If you’re looking to stretch your legs, consider going for a stroll on the Rail Trail. As commercial shipping gave way to the railway, the rail lines subsequently gave way to highways, and their abandoned tracks were eventually removed, leaving miles of vacant, overgrown pathways through the countryside. A group of volunteers founded the Rail Trail group in 1990 and convinced local government to secure ownership of the rail bed so it could be cleaned up and converted to trails for walking and cycling. Today, the well-manicured trail stretches all the way from Port Elgin to the neighboring town of Southampton. It’s an easy round-trip by bicycle. If you’re feeling energetic, you can walk the four miles up to Southampton then return on a trolley to avoid overdoing it (see sidebar, A Side Trip To Southampton, p. 53). You’ll find the trailhead located on River Street in Port Elgin, a few blocks north of the town center and east of Highway 21. 

Flora and fauna

The bird watchers in your crew will likely want to take a day trip out to Chantry Island, located a half-mile offshore between Port Elgin and Southampton. The island — a federal bird sanctuary — attracts more than 50,000 birds during the spring and early summer breeding season, including a variety of sandpipers, ducks, double-crested cormorants, black-crowned night herons, great blue herons, great egrets, ring-billed gulls and great black-backed gulls. Climb 106 steps to the top of the island’s lighthouse for an incredible view of the island and the lake. The island has no facilities for boaters and the number of daily visitors is strictly controlled, so guided tours operated by the Chantry Island Marine Heritage Society ( are the best way to go.

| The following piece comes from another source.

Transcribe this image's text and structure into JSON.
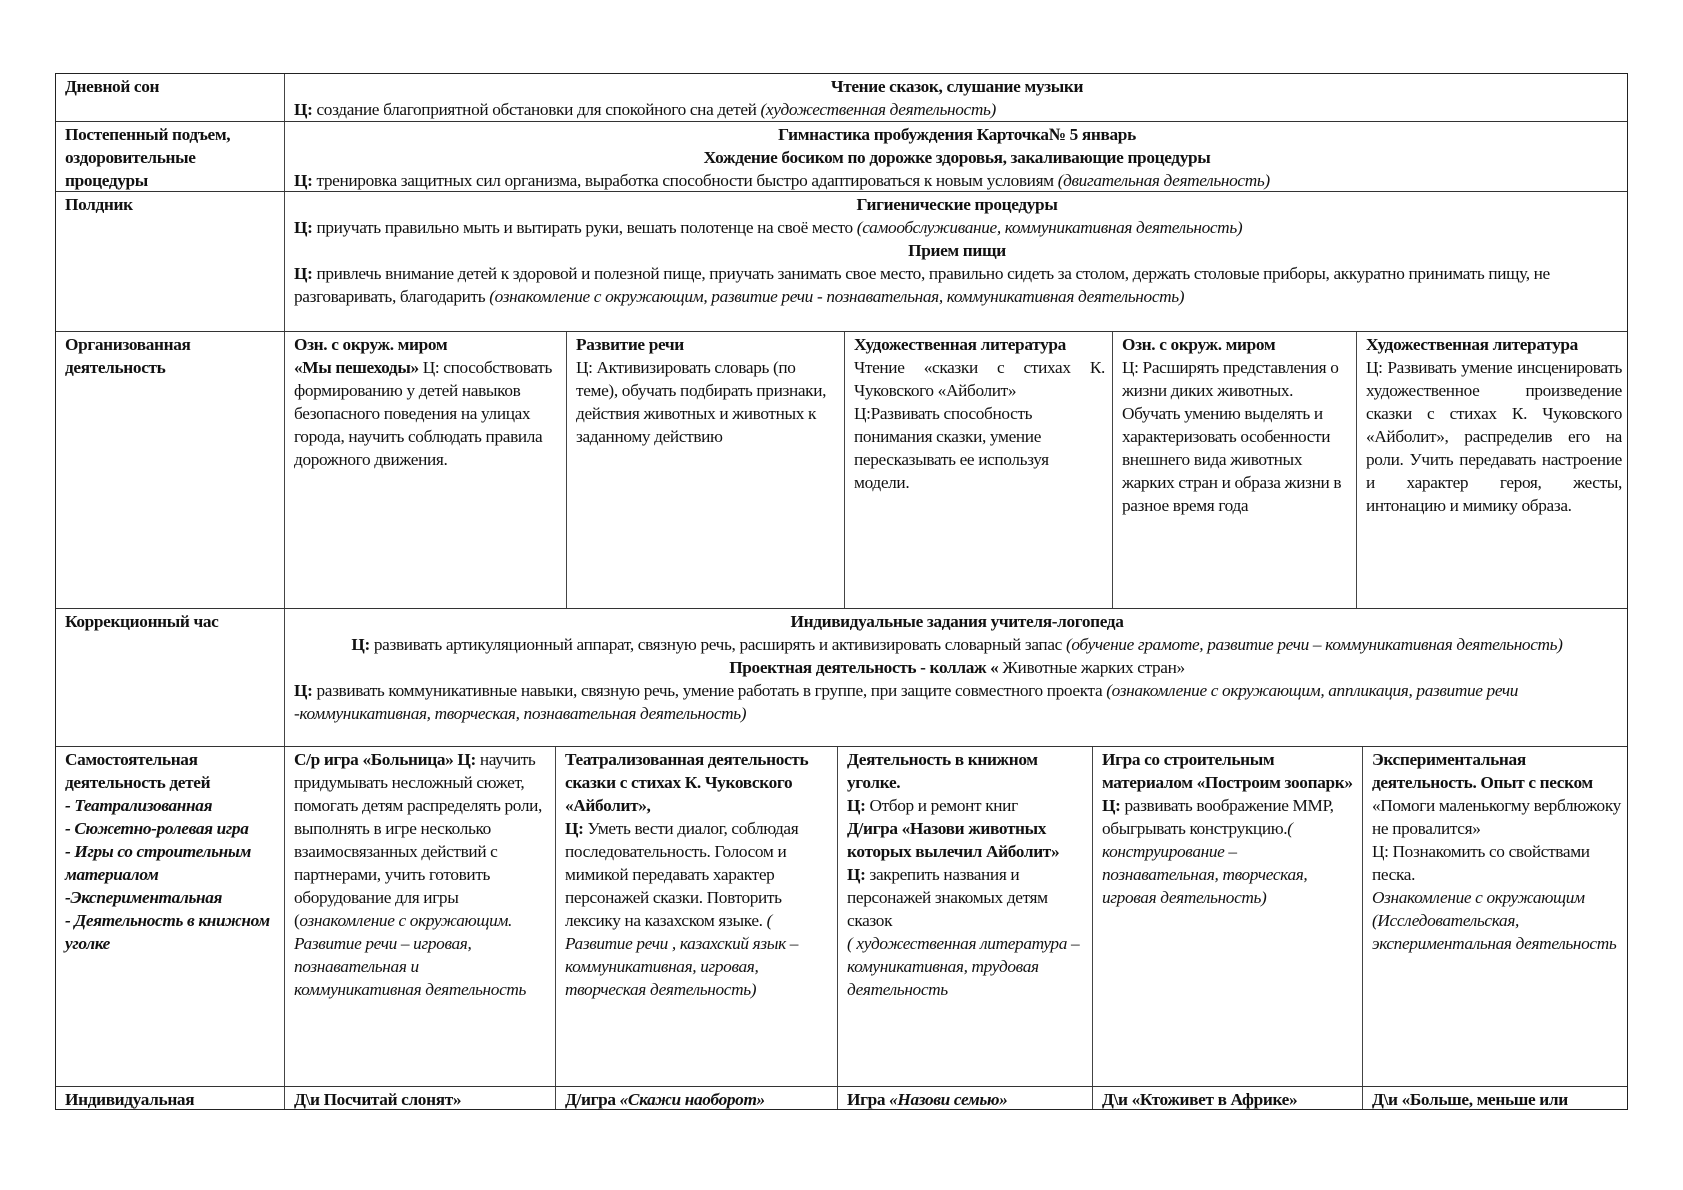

While you’re checking out the local flora and fauna, head south of town to MacGregor Point Provincial Park, which overlooks Lake Huron just beyond the beach. Described as one of the most ecologically diverse natural places along the entire Canadian shoreline, MacGregor Point is home to a number of unique and rare species, including carnivorous plants. Yes, you read that right. Park interpreters offer guided walks through the cattail marshes and silver maple groves that reveal these highly unusual inhabitants. Although not quite as dramatic as Audrey, the singing, man-eating Venus Flytrap from the 1986 film “Little Shop of Horrors,” the park’s various species of bladderworts and butterworts heartily chow down on a variety of insects. 

While there’s always plenty of things to do in Port Elgin, the biggest event on the town’s annual calendar is Pumpkinfest ( Generally held the last weekend in September or the first weekend in October, the Port Elgin Pumpkinfest is among the largest and best-known festivals of its kind in the world, attracting around 60,000 people every year. There’s a farmers market and a classic car show, but the real stars here are the enormous gourds and pumpkins grown by local farmers. The climax of the event is the annual weigh-in competition to see who cultivated the largest vegetable of the year. It’s serious business, with the contenders brought in by forklifts and cranes. To date, no less than four world records for the largest pumpkin have been set at the Port Elgin Pumpkinfest, with the title currently held by a massive 1,877-pound pumpkin that was entered in the 2016 event. Trust me — after a few hours at Pumpkinfest you’ll never look at a Halloween jack-o-lantern the same way again.

With its tree-lined streets, laid back atmosphere, gorgeous waterfront and beautiful sunsets, Port Elgin is the kind of place that’s easy to fall in love with. Car-sized gourds and meat-eating plants simply make it a can’t-miss destination on any cruiser’s list.